The professionals who attended this week’s congressional hearing also picked up on many of the same downsides of Bitcoin as we observed on Monday:
- Volatility: Monday’s piece notes the fickle and unpredictable nature of the Bitcoin exchange rate. At Wednesday’s hearing, Williams agreed: “One month or even one week in the Bitcoin world can be equivalent to a decade in other market.” Although he acknowledges the exponential increase in value from 2011 to 2013, Williams recognizes that “prices have not been a one-way space rocket to the moon.”
- Security: Williams cites the “virtual-bank heist” of Mt. Gox and assault on Silk Road as examples of current vulnerabilities in the cryptocurrency. In addition, he considers the risk of theft accompanying Bitcoin e-wallets: “If an e-wallet is hacked and coins stolen or transferred by mistake, they are lost forever. If a computer is infected with a virus, it could wipe out the hard drive and the stored value of all e-coins.” Brito also observes the absence of an intermediary that could replace your Bitcoins if they are stolen.
- Tax implications: On Monday, we highlighted the IRS’s recent classification of Bitcoin as property as opposed to currency, which has significant capital gains tax implications for Bitcoin users. As Couvillion notes, and we have speculated, “State taxation is not likely but is possible in some jurisdictions.”
- Dangers associated with illicit nature: Williams describes Bitcoin as “the designer currency of choice for the criminally-inclined.” We identified the traceable nature of Bitcoin and warned of the possibility of governments stepping in and seizing “dirty” Bitcoins down the road, even though the current holder might not be affiliated with any illicit activity. As Brito observes, “transaction records will always be public and accessible at any time by law enforcement.”

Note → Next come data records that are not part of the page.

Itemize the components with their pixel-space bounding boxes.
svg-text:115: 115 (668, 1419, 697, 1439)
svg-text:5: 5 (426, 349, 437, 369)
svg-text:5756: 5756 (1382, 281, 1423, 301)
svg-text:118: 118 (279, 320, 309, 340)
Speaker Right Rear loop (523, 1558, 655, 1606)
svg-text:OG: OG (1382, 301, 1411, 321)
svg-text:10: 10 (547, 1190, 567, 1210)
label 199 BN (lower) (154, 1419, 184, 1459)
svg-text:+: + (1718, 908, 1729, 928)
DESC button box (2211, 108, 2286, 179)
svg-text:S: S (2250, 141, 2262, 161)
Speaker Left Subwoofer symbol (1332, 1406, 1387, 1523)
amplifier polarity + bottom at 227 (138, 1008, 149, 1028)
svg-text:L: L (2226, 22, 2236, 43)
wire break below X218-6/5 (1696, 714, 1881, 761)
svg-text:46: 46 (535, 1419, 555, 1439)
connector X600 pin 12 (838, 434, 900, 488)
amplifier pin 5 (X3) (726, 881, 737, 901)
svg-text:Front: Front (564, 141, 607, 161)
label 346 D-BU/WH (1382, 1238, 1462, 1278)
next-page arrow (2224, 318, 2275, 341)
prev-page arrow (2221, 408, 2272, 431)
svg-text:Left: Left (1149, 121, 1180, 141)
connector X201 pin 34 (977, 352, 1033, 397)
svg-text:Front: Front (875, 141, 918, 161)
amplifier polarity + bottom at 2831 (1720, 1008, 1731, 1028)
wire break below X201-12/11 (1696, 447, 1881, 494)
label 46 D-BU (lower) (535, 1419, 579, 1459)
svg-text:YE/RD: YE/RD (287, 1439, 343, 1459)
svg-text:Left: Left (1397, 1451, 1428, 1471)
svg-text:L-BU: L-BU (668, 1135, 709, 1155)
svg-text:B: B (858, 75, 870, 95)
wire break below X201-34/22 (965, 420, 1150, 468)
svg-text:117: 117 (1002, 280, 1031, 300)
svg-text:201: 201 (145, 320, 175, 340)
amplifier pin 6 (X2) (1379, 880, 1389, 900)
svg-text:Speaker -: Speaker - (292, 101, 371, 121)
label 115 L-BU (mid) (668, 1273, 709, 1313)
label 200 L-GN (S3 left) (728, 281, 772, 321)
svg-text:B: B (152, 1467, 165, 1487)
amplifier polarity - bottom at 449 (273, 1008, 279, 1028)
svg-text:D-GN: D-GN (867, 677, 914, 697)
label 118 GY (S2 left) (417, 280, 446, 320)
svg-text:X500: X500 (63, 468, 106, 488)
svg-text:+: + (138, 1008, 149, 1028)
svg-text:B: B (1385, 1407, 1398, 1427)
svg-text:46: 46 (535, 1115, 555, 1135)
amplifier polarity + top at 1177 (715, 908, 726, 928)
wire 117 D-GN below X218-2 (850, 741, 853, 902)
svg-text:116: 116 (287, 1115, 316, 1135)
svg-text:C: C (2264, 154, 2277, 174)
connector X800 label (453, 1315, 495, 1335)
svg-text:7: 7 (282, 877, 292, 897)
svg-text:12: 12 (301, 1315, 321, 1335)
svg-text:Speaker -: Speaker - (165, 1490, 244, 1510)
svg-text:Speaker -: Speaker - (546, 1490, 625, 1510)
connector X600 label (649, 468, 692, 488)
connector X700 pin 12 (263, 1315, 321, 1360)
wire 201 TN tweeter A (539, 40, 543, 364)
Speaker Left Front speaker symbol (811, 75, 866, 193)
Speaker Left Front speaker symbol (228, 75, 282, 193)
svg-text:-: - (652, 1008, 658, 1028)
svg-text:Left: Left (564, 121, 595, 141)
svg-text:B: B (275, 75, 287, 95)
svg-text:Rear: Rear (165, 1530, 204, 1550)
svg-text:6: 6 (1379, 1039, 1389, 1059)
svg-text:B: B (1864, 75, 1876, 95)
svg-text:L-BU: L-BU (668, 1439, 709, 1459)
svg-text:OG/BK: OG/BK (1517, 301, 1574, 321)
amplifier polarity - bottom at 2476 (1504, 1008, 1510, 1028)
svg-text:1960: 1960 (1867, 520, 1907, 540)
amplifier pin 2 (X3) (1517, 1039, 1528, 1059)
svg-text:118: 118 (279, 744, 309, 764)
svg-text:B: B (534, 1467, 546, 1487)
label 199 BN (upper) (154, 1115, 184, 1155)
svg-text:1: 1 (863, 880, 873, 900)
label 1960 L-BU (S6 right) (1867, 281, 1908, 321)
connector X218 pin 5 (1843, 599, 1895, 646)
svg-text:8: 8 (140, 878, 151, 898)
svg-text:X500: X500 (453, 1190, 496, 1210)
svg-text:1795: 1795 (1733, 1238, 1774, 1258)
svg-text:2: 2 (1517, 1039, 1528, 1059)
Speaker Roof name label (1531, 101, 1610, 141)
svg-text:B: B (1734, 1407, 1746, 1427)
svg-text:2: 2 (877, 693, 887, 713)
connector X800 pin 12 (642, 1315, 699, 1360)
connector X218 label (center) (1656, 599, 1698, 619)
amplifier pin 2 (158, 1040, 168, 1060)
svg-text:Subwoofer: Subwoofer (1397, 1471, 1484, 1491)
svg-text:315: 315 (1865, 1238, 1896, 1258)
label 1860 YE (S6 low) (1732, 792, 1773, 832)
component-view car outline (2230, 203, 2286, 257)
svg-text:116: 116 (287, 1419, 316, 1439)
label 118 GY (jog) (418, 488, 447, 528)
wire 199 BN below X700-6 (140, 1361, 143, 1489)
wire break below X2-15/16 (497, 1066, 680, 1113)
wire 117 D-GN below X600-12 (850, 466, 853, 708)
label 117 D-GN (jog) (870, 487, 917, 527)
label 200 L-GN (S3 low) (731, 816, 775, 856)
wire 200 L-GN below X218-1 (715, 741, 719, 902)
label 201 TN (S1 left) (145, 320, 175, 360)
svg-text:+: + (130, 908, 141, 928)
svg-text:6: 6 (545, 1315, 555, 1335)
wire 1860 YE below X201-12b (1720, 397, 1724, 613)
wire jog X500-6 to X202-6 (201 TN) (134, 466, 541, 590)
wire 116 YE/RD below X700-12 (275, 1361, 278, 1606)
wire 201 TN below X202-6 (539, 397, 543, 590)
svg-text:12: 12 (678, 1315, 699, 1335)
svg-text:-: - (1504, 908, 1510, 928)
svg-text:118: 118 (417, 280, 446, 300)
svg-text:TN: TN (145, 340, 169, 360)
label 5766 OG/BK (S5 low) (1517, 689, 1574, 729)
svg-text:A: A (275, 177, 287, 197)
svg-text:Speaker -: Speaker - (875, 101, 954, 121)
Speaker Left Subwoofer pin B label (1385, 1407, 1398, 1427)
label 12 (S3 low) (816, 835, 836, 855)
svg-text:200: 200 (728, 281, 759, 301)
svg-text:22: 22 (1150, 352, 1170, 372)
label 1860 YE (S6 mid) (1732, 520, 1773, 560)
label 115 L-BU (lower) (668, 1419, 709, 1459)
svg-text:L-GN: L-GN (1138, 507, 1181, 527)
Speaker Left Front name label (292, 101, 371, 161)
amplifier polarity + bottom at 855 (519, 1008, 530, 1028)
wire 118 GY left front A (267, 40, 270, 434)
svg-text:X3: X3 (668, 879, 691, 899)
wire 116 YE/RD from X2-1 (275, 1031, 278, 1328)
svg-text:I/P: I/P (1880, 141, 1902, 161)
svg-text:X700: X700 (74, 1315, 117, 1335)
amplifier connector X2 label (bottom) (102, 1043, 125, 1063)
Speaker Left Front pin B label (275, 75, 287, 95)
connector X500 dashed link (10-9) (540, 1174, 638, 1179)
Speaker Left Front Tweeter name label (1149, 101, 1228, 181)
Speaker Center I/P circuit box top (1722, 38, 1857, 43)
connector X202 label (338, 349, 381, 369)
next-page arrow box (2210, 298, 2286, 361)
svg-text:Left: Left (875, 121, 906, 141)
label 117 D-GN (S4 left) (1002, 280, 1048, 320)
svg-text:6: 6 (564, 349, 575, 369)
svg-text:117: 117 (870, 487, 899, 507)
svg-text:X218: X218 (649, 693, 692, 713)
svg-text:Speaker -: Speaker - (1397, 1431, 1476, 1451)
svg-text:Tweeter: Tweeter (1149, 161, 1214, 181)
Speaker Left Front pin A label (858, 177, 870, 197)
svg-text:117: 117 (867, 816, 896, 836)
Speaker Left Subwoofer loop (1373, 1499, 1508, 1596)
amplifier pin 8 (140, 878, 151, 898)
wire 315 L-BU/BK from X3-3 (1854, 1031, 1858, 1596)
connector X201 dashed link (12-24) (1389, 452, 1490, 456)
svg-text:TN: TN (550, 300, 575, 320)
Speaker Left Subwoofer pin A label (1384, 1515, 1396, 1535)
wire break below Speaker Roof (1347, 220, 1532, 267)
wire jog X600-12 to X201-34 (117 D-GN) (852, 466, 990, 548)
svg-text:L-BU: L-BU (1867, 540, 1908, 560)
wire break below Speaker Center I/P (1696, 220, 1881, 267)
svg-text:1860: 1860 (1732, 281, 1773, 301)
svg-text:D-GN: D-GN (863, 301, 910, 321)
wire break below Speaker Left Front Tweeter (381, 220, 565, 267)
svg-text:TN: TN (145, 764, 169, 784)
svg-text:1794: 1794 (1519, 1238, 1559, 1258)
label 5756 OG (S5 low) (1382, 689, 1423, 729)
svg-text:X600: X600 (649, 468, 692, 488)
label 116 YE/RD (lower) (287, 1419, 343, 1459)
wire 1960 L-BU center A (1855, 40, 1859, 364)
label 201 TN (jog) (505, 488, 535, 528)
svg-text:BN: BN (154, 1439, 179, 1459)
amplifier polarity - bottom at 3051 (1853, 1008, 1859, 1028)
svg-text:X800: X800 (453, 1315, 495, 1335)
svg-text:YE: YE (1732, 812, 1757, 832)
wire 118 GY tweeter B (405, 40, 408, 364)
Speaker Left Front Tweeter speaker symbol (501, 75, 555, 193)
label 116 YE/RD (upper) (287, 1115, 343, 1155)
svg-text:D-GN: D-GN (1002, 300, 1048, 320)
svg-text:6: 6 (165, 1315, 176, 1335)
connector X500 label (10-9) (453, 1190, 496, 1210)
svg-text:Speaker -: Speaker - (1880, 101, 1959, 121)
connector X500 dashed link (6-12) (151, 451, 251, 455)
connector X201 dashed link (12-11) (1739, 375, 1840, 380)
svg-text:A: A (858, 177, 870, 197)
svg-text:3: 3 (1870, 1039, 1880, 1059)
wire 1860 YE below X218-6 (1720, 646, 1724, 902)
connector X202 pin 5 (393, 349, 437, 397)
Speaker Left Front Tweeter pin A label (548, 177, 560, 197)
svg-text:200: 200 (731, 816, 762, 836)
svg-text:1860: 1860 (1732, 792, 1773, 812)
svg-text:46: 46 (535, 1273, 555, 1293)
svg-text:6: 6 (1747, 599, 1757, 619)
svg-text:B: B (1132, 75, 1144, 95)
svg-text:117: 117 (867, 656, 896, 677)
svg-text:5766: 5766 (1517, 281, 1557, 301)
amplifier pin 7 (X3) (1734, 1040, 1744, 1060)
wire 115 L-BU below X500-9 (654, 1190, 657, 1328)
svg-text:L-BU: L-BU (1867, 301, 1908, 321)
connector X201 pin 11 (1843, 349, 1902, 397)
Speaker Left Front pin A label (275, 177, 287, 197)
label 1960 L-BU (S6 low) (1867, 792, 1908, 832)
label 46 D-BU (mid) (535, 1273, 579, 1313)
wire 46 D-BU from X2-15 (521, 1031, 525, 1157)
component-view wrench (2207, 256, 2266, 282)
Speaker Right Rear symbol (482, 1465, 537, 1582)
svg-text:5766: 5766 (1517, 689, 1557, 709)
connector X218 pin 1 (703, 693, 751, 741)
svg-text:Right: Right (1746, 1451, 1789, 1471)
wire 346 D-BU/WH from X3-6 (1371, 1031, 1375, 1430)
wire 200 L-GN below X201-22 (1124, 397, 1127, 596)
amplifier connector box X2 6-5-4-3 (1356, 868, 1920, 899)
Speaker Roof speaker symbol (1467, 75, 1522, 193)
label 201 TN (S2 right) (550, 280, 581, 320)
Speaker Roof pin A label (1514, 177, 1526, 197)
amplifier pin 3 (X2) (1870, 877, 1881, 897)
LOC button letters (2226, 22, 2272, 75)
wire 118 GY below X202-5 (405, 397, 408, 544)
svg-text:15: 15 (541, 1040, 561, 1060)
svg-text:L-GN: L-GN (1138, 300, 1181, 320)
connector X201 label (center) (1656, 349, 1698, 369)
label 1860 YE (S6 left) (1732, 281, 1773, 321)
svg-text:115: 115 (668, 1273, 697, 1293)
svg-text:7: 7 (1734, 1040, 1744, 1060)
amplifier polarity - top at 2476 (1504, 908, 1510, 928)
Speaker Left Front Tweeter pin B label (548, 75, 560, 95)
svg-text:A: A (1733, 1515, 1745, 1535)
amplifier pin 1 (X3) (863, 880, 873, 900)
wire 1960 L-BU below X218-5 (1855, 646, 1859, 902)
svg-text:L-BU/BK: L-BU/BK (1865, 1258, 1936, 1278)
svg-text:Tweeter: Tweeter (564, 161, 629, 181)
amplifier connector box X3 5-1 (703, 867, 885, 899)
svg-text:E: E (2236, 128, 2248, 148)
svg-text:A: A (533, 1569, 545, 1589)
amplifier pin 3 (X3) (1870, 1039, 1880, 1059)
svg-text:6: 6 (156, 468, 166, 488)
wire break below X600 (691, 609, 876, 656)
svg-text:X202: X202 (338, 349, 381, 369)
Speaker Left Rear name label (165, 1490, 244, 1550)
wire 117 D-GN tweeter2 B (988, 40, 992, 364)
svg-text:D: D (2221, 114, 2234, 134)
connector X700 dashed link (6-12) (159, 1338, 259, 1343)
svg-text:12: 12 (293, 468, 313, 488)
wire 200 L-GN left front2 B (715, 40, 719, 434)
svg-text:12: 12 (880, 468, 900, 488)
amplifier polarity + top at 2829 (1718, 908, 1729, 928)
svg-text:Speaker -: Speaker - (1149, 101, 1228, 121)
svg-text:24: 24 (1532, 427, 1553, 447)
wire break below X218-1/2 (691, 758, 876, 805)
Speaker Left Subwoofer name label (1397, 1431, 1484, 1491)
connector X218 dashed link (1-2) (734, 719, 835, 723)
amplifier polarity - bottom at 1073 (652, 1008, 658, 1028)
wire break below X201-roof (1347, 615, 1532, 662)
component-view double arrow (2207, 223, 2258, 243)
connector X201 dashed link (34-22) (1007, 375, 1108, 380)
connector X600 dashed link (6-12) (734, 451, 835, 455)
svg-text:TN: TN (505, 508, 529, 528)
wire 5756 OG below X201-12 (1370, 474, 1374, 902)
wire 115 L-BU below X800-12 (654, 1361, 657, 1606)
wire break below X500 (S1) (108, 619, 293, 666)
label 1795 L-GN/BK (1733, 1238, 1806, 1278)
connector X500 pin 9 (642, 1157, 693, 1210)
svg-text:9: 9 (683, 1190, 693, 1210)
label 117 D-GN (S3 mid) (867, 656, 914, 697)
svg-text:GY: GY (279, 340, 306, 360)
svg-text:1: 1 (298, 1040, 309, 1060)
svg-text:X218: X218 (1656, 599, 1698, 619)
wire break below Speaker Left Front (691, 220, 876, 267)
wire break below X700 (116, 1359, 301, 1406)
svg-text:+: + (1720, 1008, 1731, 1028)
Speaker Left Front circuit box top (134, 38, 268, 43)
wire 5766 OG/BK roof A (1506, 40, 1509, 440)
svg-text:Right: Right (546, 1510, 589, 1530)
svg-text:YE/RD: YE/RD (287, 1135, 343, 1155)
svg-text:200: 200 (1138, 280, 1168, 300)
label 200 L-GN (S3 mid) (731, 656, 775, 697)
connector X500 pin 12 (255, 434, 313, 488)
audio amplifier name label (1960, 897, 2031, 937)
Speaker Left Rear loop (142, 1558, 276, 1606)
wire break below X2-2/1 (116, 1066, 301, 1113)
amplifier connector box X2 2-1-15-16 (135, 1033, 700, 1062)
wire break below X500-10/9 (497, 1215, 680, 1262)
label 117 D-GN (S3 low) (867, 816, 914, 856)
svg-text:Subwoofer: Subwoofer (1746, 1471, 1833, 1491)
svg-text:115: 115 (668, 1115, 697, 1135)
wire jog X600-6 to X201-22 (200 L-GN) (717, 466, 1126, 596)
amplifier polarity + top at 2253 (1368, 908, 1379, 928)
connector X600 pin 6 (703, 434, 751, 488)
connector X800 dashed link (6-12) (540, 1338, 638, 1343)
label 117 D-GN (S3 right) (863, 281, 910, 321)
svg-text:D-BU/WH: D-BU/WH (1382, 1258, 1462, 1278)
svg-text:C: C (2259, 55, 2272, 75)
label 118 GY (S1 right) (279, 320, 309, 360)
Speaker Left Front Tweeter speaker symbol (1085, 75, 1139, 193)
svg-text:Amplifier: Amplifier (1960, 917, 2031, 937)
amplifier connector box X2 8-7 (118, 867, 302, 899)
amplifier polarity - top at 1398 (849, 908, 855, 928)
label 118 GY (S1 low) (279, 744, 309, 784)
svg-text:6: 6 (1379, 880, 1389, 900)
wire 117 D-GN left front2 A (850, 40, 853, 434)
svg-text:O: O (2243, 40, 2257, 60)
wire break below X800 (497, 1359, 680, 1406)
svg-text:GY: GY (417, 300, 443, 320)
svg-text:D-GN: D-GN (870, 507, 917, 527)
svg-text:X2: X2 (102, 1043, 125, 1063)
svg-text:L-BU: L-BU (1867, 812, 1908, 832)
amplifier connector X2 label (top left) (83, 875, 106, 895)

Bitcoin is sparking debate across the United States. On Monday night, here in New York City, Brooklyn Law School’s International Law Society, Brooklyn Business Law Society and Brooklyn Law Entrepreneurs Club co-hosted the panel discussion “Bitcoin: The Future of Global Currency.” The event featured Jack Wiener, adjunct law professor and CEO of Financial Services Consulting; professor of law Steven Dean; and Domenic Romano of Romano Law PLLC.
The panel noted both the opportunities and challenges that Bitcoin presents for small business owners. The change of pace for this new digital currency is astonishing. While previously known by only the most technically proficient, Bitcoin has come into the full media spotlight and public consciousness. Bitcoin has also officially secured its place with federal lawmakers in Washington.
Will clarifying laws and more regulations follow?